Agora, barbado, viajei no catecismo francês. A narrativa era tremendamente clara e controversa, o que me fez alternar o riso e o franzido da testa. As divagações brotaram: presumi a energia da mão do escritor em delatar a literatura subversiva; imaginei sua alegria ao prever o número de almas supostamente salvas pelos seus bons conselhos. E fui sorrindo e franzindo.

Publicado num fascículo da “L’Ami du clergé paroissial” – revista enciclopédica criada em 1878, na cidade de Paris, e posteriormente publicada em Langres, destinada a completar e atualizar a formação do clero e a combater o espírito anticlerical principiado pela queda do Segundo Império e a proclamação da Terceira República Francesa –, o Catecismo pretendia ajudar os padres junto às crianças que receberiam o sacramento da eucaristia. Entre as interdições, as práticas de leitura mereciam atenção particular, como registra o próprio editor: “É impossível exagerar quando se trata da influência de maus livros.”

Strasbourg, Bibliothèque nationale et universitaire, 0523 detail of f. 230. St Augustine, De civitate dei in the French translation of Raoul de Presles. 14th century.

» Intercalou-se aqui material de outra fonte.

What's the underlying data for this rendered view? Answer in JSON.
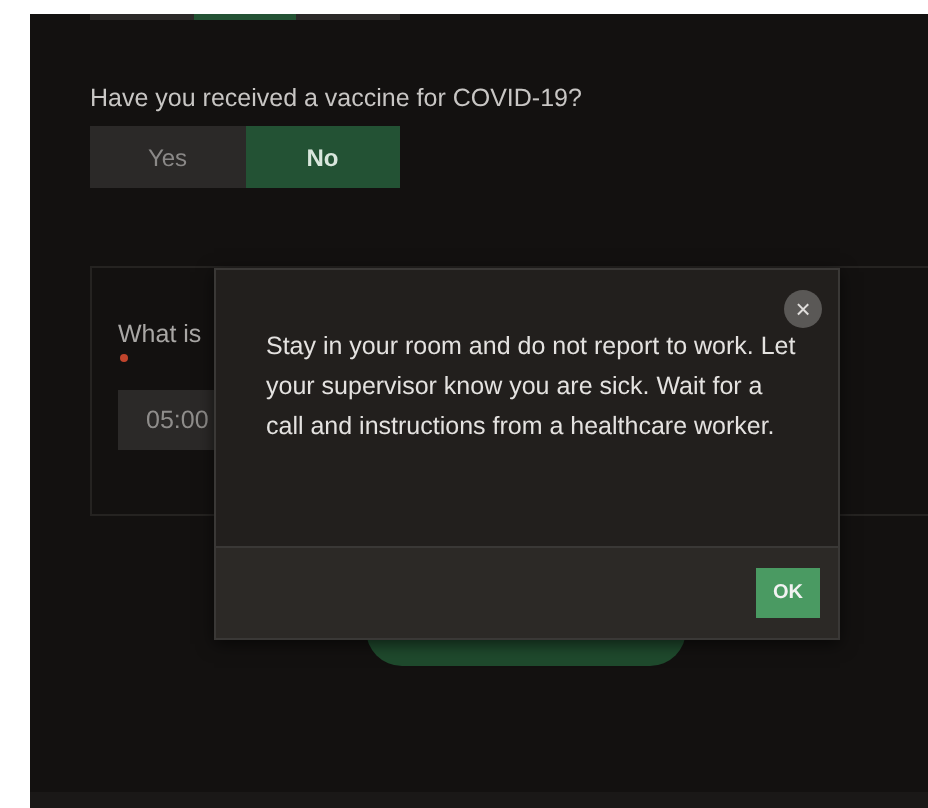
{
  "previous_question": {
    "options": [
      {
        "selected": false
      },
      {
        "selected": true
      },
      {
        "selected": false
      }
    ]
  },
  "vaccine_question": {
    "label": "Have you received a vaccine for COVID-19?",
    "options": [
      {
        "label": "Yes",
        "selected": false
      },
      {
        "label": "No",
        "selected": true
      }
    ]
  },
  "time_question": {
    "label": "What is",
    "required": true,
    "value": "05:00"
  },
  "dialog": {
    "message": "Stay in your room and do not report to work. Let your supervisor know you are sick. Wait for a call and instructions from a healthcare worker.",
    "close": "×",
    "button": "OK"
  }
}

Acabei, assim, me lançando na tarefa de traduzir o texto clerical. E porque o fiz? Saudade elevada ao quadrado, talvez: nostalgia de traduzir algo divertido, como a época em que cursei Tradução na UnB, e melancolia pelo menino triste que partiu para sempre, leitor voraz de catecismos de capa amarela. Bem lá no fundo, suspeito que deixei a poltrona verde da sala para prestar um singelo tributo à leitura solteira e faceira, que saindo de casa sozinha, desacompanhada de qualquer adjetivo, inspira suspeitas de quem passa.

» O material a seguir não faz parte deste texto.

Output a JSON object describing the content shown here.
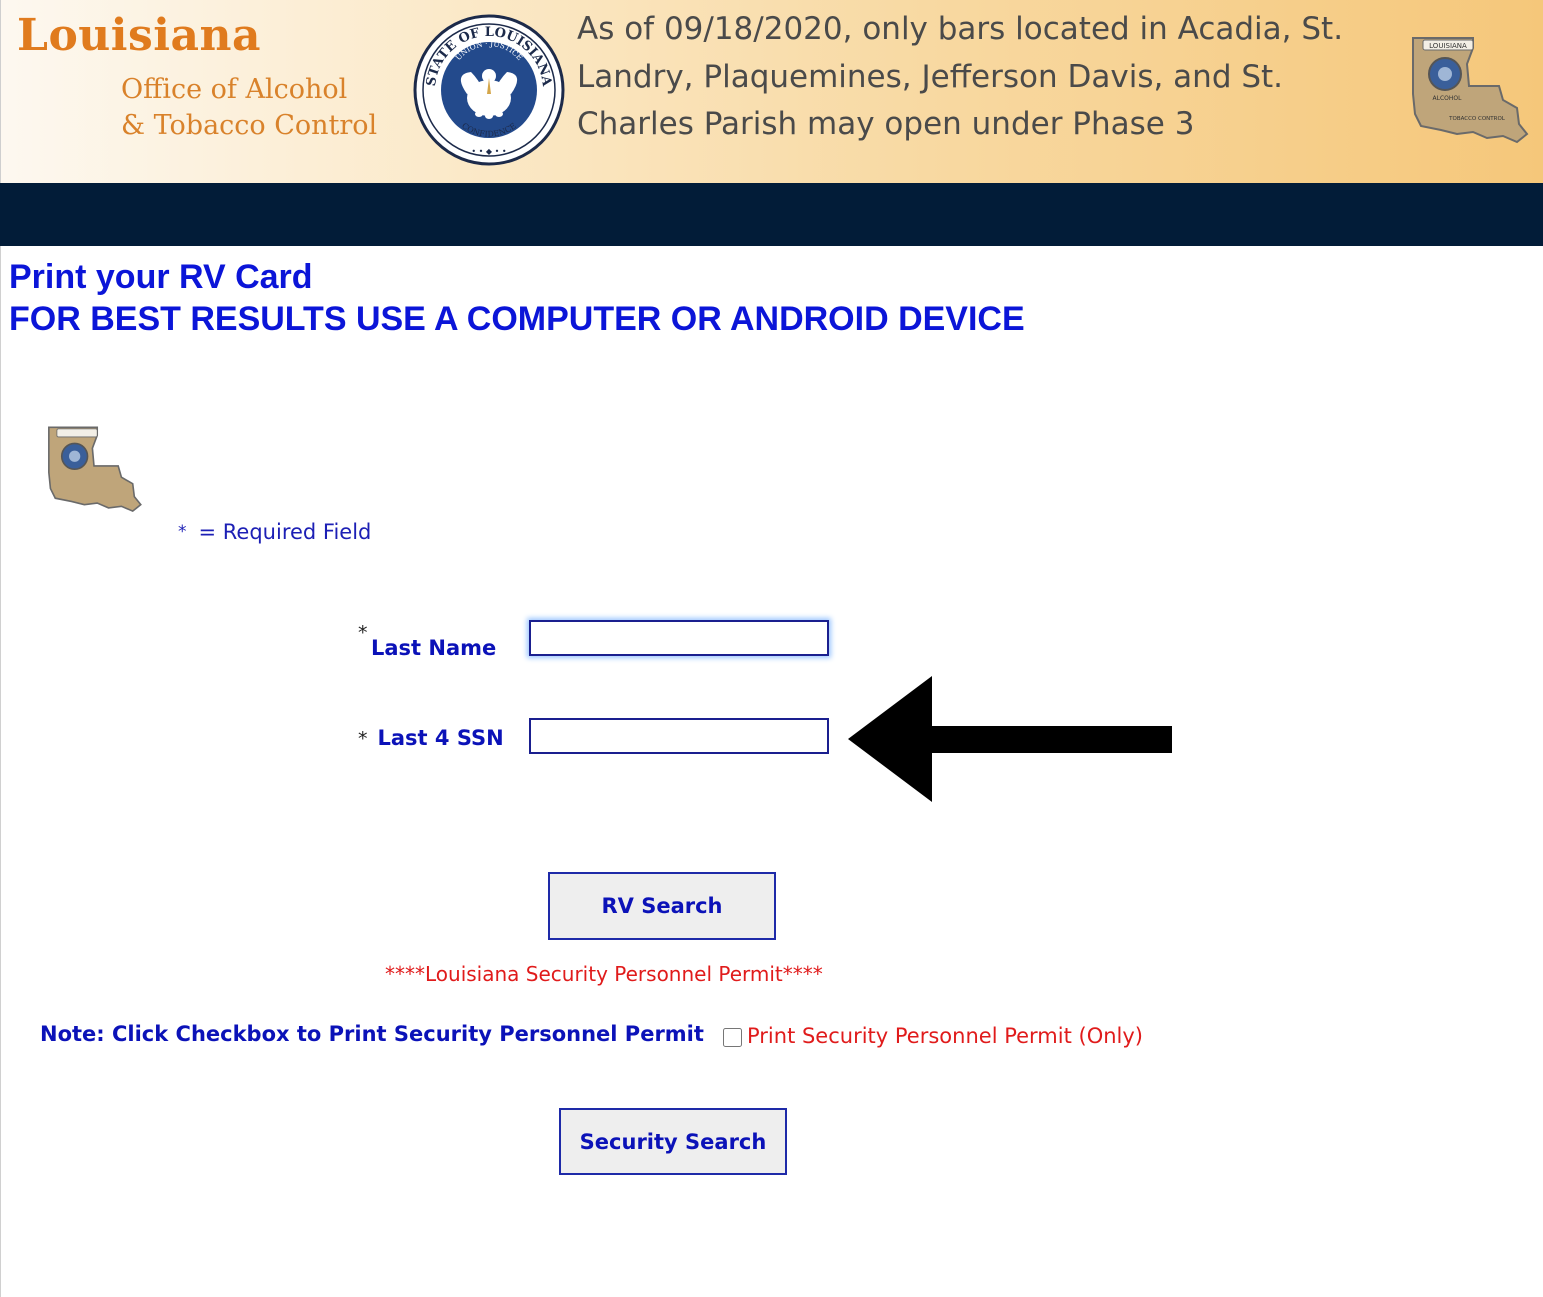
{
  "header": {
    "brand_title": "Louisiana",
    "brand_line1": "Office of Alcohol",
    "brand_line2": "& Tobacco Control",
    "seal_text_top": "STATE OF LOUISIANA",
    "seal_text_motto": "UNION · JUSTICE",
    "seal_text_bottom": "CONFIDENCE",
    "notice": "As of 09/18/2020, only bars located in Acadia, St. Landry, Plaquemines, Jefferson Davis, and St. Charles Parish may open under Phase 3",
    "map_logo_text_top": "LOUISIANA",
    "map_logo_text_mid": "ALCOHOL",
    "map_logo_text_bot": "TOBACCO CONTROL"
  },
  "page": {
    "heading_line1": "Print your RV Card",
    "heading_line2": "FOR BEST RESULTS USE A COMPUTER OR ANDROID DEVICE",
    "required_star": "*",
    "required_text": "= Required Field"
  },
  "form": {
    "last_name_star": "*",
    "last_name_label": "Last Name",
    "last_name_value": "",
    "ssn_star": "*",
    "ssn_label": "Last 4 SSN",
    "ssn_value": "",
    "rv_search_button": "RV Search",
    "security_permit_title": "****Louisiana Security Personnel Permit****",
    "note_text": "Note: Click Checkbox to Print Security Personnel Permit",
    "checkbox_checked": false,
    "checkbox_label": "Print Security Personnel Permit (Only)",
    "security_search_button": "Security Search"
  },
  "colors": {
    "heading_blue": "#0b15d8",
    "label_blue": "#0b12b8",
    "permit_red": "#e01b1b",
    "navbar": "#021c38",
    "brand_orange": "#e07b1e"
  },
  "icons": {
    "seal": "state-seal-icon",
    "map_logo": "louisiana-map-logo-icon",
    "arrow": "arrow-left-icon"
  }
}
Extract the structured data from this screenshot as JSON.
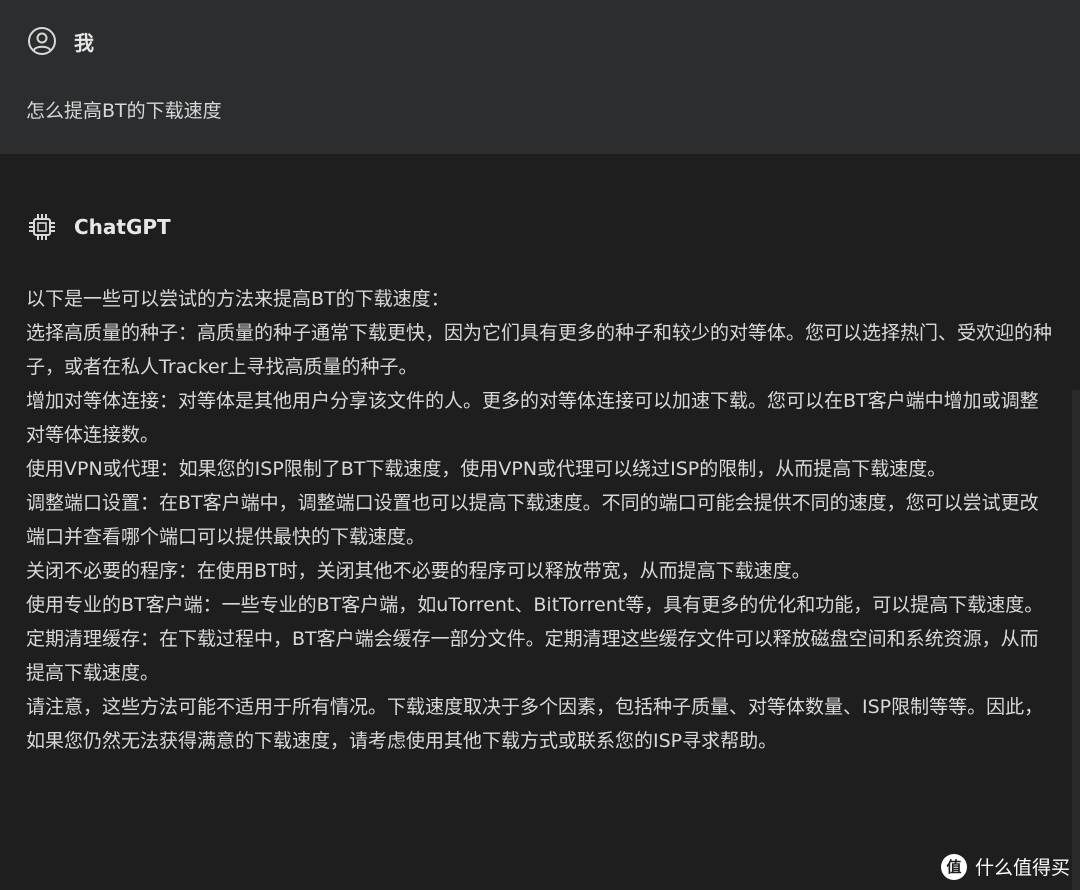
{
  "user": {
    "name": "我",
    "message": "怎么提高BT的下载速度",
    "icon": "user-circle-icon"
  },
  "assistant": {
    "name": "ChatGPT",
    "icon": "chip-icon",
    "paragraphs": [
      "以下是一些可以尝试的方法来提高BT的下载速度：",
      "选择高质量的种子：高质量的种子通常下载更快，因为它们具有更多的种子和较少的对等体。您可以选择热门、受欢迎的种子，或者在私人Tracker上寻找高质量的种子。",
      "增加对等体连接：对等体是其他用户分享该文件的人。更多的对等体连接可以加速下载。您可以在BT客户端中增加或调整对等体连接数。",
      "使用VPN或代理：如果您的ISP限制了BT下载速度，使用VPN或代理可以绕过ISP的限制，从而提高下载速度。",
      "调整端口设置：在BT客户端中，调整端口设置也可以提高下载速度。不同的端口可能会提供不同的速度，您可以尝试更改端口并查看哪个端口可以提供最快的下载速度。",
      "关闭不必要的程序：在使用BT时，关闭其他不必要的程序可以释放带宽，从而提高下载速度。",
      "使用专业的BT客户端：一些专业的BT客户端，如uTorrent、BitTorrent等，具有更多的优化和功能，可以提高下载速度。",
      "定期清理缓存：在下载过程中，BT客户端会缓存一部分文件。定期清理这些缓存文件可以释放磁盘空间和系统资源，从而提高下载速度。",
      "请注意，这些方法可能不适用于所有情况。下载速度取决于多个因素，包括种子质量、对等体数量、ISP限制等等。因此，如果您仍然无法获得满意的下载速度，请考虑使用其他下载方式或联系您的ISP寻求帮助。"
    ]
  },
  "watermark": {
    "badge": "值",
    "text": "什么值得买"
  },
  "colors": {
    "background": "#1e1e1e",
    "user_block": "#2b2d2e",
    "text": "#d8d8d8"
  }
}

Afinal, é impressionante constatar como foi sendo atribuída à leitura um poder desmesurado, quase titânico. Sua força tem sido associada à própria natureza da palavra, insondável e ambígua, capaz de salvar e condenar, limpar e emporcalhar. Todos os mecanismos de fomento à leitura, incluindo as políticas públicas desenvolvidas pelos Estados Nacionais, gravitam em torno dessa crença coletiva.

Foi movido por ela que terroristas do ISIS explodiram, em 2015, a Biblioteca Pública de Mosul, destruindo dez mil livros e 700 manuscritos raros; essa mesma crença fez com que Dita Adlerova, menina checa de 14 anos, cuidasse, em segredo, de uma coleção de oito livros no bloco 31 de Auschwitz. A única diferença entre os dois é que terroristas se alimentam do medo, e a garota judia, da empatia. É essa distinção que justifica os seus atributos múltiplos: leitura libertadora ou opressora, leitura nociva ou curativa.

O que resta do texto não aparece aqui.